Amphone Phommachak, Landscape Manager für das zentrale Truong-Son-Gebirge im WWF Laos, stimmt zu, dass diese wissenschaftlichen Untersuchungen sehr wertvoll sind.

„Wir müssen evidenzbasierte Schutzstrategien entwickeln und umsetzen, um die bemerkenswerte biologische Vielfalt der Region zu schützen. Es besteht kein Zweifel daran, dass sie durch intensive Wilderei hart getroffen wurde, aber glücklicherweise finden sich noch immer seltene und endemische Arten.
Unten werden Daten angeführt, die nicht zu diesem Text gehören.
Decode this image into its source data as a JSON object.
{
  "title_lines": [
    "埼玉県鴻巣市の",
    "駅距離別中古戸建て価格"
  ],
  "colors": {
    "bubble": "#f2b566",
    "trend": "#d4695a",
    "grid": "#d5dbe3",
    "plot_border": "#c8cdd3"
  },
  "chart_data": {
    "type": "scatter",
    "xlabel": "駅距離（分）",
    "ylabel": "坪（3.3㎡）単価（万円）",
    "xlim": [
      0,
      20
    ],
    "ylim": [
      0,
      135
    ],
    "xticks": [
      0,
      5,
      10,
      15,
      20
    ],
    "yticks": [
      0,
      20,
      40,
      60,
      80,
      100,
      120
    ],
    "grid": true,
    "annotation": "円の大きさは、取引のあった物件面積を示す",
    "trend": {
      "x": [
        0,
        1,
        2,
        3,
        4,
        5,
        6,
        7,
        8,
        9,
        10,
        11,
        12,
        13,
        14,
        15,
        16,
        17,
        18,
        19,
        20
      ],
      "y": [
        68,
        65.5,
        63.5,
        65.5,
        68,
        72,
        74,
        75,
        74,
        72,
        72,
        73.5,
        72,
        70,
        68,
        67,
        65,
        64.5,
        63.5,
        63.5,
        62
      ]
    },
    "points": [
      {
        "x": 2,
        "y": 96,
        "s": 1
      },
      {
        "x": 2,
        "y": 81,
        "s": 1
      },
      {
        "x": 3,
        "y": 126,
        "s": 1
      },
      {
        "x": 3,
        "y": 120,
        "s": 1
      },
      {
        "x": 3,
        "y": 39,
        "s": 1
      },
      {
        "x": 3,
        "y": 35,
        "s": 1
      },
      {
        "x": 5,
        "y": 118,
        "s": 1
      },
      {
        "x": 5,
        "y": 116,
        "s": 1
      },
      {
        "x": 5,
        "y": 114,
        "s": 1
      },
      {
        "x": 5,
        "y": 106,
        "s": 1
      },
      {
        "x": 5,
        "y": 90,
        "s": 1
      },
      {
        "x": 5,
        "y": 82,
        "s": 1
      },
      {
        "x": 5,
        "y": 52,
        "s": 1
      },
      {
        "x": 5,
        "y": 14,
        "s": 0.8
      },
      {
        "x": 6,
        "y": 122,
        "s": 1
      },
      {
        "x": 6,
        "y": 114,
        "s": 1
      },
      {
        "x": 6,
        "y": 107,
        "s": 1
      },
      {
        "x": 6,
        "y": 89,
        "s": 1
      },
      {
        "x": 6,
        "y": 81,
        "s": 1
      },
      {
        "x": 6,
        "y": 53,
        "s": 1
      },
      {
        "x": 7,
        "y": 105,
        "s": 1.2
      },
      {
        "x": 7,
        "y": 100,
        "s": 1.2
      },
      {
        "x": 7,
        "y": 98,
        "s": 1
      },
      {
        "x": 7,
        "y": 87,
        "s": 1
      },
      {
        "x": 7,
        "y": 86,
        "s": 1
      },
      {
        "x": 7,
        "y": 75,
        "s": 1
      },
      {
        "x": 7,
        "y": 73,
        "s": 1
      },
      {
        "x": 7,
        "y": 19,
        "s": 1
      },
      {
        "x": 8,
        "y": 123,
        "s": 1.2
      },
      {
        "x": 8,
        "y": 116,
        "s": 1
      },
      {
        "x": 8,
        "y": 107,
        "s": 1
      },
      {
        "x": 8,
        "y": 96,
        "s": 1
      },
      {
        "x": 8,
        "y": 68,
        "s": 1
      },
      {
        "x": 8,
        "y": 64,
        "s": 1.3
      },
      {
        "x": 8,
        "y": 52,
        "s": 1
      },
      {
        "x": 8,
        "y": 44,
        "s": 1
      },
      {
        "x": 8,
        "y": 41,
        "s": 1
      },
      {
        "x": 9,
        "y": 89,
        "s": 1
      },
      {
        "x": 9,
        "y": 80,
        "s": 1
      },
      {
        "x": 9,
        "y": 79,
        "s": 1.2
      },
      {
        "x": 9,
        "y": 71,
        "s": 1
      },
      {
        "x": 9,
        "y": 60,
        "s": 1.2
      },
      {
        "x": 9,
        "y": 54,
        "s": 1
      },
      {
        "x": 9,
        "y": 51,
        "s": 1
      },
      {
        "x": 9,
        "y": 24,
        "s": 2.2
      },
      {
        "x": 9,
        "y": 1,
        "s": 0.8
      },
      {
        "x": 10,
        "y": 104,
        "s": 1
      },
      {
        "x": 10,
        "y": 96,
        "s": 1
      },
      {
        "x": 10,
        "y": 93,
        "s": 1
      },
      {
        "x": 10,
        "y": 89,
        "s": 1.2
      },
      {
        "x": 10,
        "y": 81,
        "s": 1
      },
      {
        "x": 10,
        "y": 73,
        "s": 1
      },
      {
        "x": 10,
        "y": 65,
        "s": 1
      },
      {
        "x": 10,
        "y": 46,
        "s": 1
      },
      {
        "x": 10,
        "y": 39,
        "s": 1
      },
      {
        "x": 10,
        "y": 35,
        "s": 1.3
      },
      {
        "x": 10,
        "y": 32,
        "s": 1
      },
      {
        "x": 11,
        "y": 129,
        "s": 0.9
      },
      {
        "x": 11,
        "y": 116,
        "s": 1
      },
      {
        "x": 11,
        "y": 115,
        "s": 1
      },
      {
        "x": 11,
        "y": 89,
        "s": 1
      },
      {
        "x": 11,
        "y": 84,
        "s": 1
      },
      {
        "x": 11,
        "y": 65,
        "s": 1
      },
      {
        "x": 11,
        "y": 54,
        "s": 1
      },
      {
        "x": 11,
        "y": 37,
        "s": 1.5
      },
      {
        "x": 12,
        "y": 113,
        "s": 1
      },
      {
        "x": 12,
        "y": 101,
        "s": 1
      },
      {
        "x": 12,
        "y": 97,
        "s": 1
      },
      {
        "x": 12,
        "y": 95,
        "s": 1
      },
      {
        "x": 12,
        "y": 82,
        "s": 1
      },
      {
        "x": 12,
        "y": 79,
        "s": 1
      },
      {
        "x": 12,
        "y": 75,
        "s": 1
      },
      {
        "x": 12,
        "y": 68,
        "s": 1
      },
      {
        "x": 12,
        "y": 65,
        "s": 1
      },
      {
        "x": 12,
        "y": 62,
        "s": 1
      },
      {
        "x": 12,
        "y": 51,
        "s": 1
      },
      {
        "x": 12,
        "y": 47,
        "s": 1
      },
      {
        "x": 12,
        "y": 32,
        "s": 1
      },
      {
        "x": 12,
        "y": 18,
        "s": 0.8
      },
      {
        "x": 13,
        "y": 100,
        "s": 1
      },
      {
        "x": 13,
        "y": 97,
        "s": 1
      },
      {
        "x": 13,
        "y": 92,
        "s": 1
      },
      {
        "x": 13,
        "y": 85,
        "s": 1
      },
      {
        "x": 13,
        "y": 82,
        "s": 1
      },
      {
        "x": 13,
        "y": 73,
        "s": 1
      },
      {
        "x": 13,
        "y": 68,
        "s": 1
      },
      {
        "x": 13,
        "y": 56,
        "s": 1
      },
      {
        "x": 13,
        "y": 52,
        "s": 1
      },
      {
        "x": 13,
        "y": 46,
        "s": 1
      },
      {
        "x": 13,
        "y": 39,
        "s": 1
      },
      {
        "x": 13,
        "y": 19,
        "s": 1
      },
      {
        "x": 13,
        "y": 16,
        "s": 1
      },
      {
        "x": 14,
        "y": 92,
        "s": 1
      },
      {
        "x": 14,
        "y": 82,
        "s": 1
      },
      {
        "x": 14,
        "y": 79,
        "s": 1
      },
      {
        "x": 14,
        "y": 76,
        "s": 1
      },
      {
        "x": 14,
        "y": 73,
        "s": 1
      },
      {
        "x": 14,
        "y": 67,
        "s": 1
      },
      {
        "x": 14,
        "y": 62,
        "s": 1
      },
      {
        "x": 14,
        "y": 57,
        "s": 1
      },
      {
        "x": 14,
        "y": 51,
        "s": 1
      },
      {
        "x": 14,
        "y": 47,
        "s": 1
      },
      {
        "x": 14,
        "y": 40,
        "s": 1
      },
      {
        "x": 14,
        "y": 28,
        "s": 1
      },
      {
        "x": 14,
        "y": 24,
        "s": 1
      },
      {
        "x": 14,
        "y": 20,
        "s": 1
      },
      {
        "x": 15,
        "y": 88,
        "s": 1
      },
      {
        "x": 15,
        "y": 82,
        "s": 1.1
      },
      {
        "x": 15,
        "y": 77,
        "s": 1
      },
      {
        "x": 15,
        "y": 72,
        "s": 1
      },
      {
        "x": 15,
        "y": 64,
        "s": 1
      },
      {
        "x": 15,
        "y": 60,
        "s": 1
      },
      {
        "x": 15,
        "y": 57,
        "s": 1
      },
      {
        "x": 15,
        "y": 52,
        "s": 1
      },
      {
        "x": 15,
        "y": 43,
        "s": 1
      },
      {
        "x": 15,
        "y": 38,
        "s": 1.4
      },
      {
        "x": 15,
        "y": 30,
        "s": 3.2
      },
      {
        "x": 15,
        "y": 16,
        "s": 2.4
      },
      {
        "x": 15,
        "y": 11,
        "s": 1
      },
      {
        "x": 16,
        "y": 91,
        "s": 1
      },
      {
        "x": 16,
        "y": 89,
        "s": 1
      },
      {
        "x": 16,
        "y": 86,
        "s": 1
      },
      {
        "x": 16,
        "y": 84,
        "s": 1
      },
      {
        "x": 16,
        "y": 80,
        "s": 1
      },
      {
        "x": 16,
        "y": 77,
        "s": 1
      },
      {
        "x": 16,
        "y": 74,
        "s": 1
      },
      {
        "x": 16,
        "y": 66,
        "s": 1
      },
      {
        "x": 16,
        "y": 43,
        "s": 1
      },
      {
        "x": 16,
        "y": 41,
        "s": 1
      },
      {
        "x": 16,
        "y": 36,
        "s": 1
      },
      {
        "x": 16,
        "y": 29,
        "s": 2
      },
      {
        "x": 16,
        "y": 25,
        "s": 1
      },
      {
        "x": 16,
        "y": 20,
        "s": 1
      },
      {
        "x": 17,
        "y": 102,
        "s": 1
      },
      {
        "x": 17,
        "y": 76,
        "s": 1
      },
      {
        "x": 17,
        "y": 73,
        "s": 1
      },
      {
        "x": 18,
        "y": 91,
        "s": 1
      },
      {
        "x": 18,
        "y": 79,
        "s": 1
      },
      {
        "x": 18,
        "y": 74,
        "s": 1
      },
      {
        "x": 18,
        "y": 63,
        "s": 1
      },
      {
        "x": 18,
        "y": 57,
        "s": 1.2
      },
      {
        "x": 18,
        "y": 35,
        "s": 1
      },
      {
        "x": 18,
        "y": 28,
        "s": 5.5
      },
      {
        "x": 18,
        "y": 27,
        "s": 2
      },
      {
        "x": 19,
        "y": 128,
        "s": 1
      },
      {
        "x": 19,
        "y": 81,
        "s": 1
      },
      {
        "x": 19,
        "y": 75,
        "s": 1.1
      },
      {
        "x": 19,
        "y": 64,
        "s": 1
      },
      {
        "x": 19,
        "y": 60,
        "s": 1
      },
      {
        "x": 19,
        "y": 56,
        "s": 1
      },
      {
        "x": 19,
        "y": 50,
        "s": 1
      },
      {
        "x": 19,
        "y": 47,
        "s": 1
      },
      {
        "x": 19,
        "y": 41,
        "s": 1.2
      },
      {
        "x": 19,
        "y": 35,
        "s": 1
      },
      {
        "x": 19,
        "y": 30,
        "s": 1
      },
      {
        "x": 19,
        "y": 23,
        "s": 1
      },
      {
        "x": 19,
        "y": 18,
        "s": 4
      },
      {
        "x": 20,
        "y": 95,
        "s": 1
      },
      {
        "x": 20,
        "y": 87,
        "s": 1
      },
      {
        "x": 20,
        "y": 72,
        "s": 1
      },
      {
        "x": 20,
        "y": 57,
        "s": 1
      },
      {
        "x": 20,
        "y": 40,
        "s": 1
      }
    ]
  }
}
Es ist noch Zeit, Arten wie das Annamitische Streifenkaninchen zu schützen, aber dieses Zeitfenster schließt sich schnell. Wenn wir unsere Schutzbemühungen wie das Beseitigen von Drahtschlingen auf die wichtigsten Gebiete konzentrieren, dann können wir ein massives Artensterben im Truong-Son-Gebirge vielleicht noch verhindern.“

Publikation

Tilker A, Abrams JF, Nguyen A, Hörig L, Axtner J, Louvrier J, Rawson BM, Nguyen HAQ, Guegan F, Nguyen TV, Le M, Sollmann R, Wilting A (2020): Identifying conservation priorities in a defaunated tropical biodiversity hotspot. Diversity and Distributions.